Please refer to FIG. 3. FIG. 3 is a block diagram of another two-standard receiver R2 according to the prior art. Receiver R2 is a zero-IF radio architectured receiver for a WLAN card supporting IEEE 802.11g standard. As mentioned above, there are OFDM modes and DSSS/CCK modes within the IEEE 802.11g standard. The radio frequency bands of the two modes are the same, but the modulation formats and data rates are different. Since the radio frequency bands are the same, the RF module 30 is shared by the two modes. As I/Q structures are adopted in each of the modes, electrically connected to the RF module 30 are two pairs of ADCs 32 and 42. The two pairs of ADCs are capable of sampling the analog signals, and the sampling rate of each ADC pair corresponds to the data rate of the respective predetermined mode.

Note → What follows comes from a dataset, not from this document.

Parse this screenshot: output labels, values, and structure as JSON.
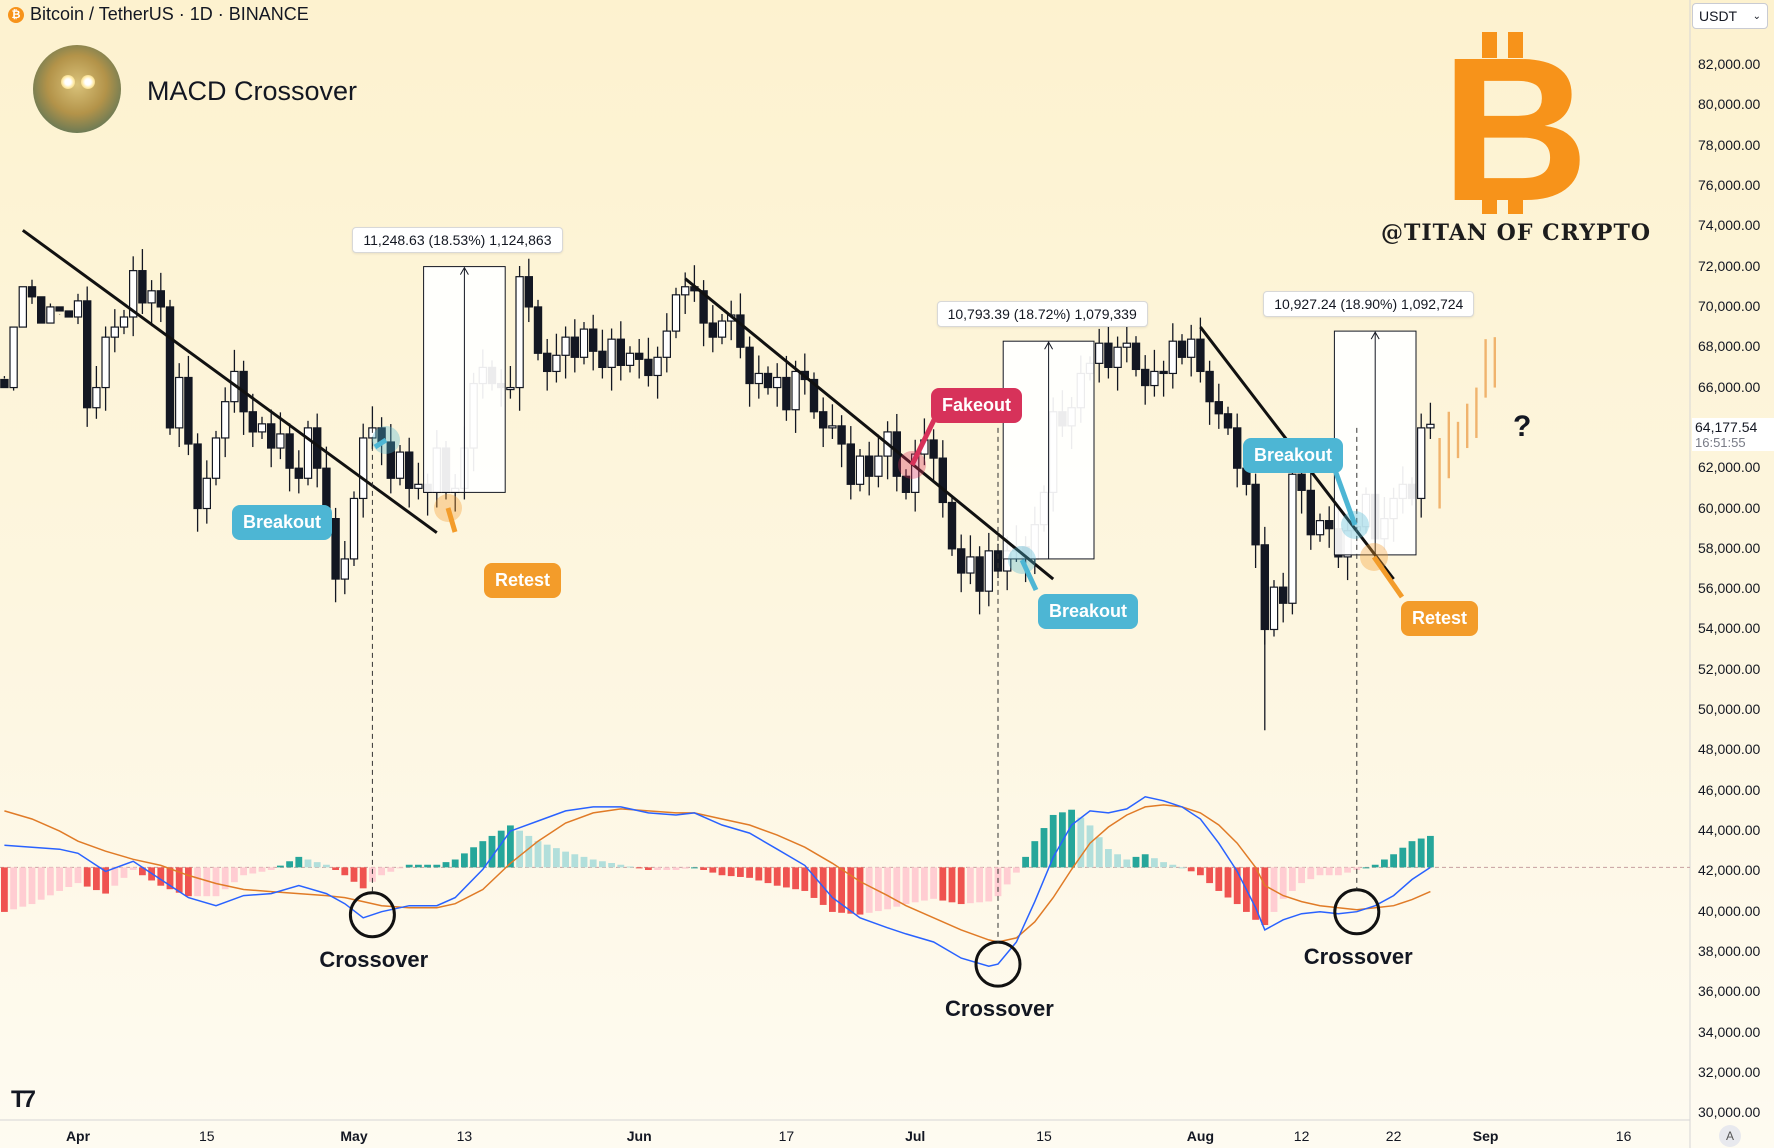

Similarly, two baseband processing modules 34 and 44 are respectively electrically connected to the two ADCs 32, 42, providing functionality like that of the baseband processing modules 14 and 24 in receiver R1.
It is easily seen that there are duplicated analog circuits, especially the ADC circuits, in a receiver supporting multiple modulation formats of the prior art. The ADC circuits usually have very complicate configuration, and the area occupied by these circuits can be relatively large. Hence, the ADCs present a severe drawback in the design and manufacture of integrated circuits. The larger the area of a circuit is, the higher the total cost becomes. In addition, in a user terminal supporting multiple standards or multi-mode standards, only one signal modulation format needs to be handled at one time. There is no need to waste power on paths other than that which is receiving or transmitting the signals.